If prob is NULL (the default):
For stationary models the parameter names are loc, scale
and shape, for the location, scale and shape parameters
respectively.
For non-stationary models, the parameter names are loc,
locx1, …, locxn, scale and
shape, where x1, …, xn are the column names
of nsloc, so that loc is the intercept of the
linear model, and locx1, …, locxn
are the ncol(nsloc) coefficients.
If nsloc is a vector it is converted into a single column
data frame with column name trend, and hence the associated
trend parameter is named loctrend.
If \(\code{prob} = p\) is a probability:
The fit is performed using a different parameterization.
Let \(a\), \(b\) and \(s\) denote the location, scale
and shape parameters of the GEV distribution.
For stationary models, the distribution is parameterized
using \((z_p,b,s)\), where
$$z_p = a - b/s (1 - (-\log(1 - p))^s)$$
is such that \(G(z_p) = 1 - p\), where \(G\) is the
GEV distribution function.
\(\code{prob} = p\) is therefore the probability in the upper
tail corresponding to the quantile \(z_p\).

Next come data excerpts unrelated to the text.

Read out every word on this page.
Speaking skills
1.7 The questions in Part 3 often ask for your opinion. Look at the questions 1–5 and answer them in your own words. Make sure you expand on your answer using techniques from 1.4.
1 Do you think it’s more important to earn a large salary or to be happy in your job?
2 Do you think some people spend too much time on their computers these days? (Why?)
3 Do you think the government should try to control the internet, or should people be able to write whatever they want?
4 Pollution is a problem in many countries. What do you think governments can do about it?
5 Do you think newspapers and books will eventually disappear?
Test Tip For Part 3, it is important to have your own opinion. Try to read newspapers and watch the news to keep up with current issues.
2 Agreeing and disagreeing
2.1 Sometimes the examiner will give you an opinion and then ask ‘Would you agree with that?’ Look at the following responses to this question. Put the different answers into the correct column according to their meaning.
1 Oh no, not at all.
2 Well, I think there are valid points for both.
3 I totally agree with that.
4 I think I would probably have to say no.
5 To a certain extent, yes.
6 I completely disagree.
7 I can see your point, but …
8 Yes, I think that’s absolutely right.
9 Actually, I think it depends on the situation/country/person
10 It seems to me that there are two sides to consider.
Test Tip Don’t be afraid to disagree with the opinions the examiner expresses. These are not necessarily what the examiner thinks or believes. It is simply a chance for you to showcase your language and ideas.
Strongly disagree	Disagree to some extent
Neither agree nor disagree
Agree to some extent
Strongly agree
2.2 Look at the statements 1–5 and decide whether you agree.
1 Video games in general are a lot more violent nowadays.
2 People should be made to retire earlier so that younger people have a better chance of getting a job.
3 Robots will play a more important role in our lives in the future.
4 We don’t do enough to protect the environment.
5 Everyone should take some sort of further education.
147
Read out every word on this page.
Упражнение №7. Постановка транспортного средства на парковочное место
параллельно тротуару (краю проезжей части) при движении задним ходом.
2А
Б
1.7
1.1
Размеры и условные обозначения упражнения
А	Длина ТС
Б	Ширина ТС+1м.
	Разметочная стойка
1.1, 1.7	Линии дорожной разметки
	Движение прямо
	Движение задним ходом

If prob is zero, then \(z_p\) is the upper end point
\(a - b/s\), and \(s\) is restricted to the negative
(Weibull) axis.
If prob is one, then \(z_p\) is the lower end point
\(a - b/s\), and \(s\) is restricted to the positive
(Frechet) axis.
The parameter names are quantile, scale
and shape, for \(z_p\), \(b\) and \(s\)
respectively.
For non-stationary models the parameter \(z_p\) is again given by
the equation above, but \(a\) becomes the intercept of the linear
model for the location parameter, so that quantile replaces
(the intercept) loc, and hence the parameter names are
quantile, locx1, …, locxn,
scale and shape, where x1, …, xn are
the column names of nsloc.
In either case:
For non-stationary fitting it is recommended that the covariates
within the linear model for the location parameter are (at least
approximately) centered and scaled (i.e.\ that the columns of
nsloc are centered and scaled), particularly if automatic
starting values are used, since the starting values for the
associated parameters are then zero.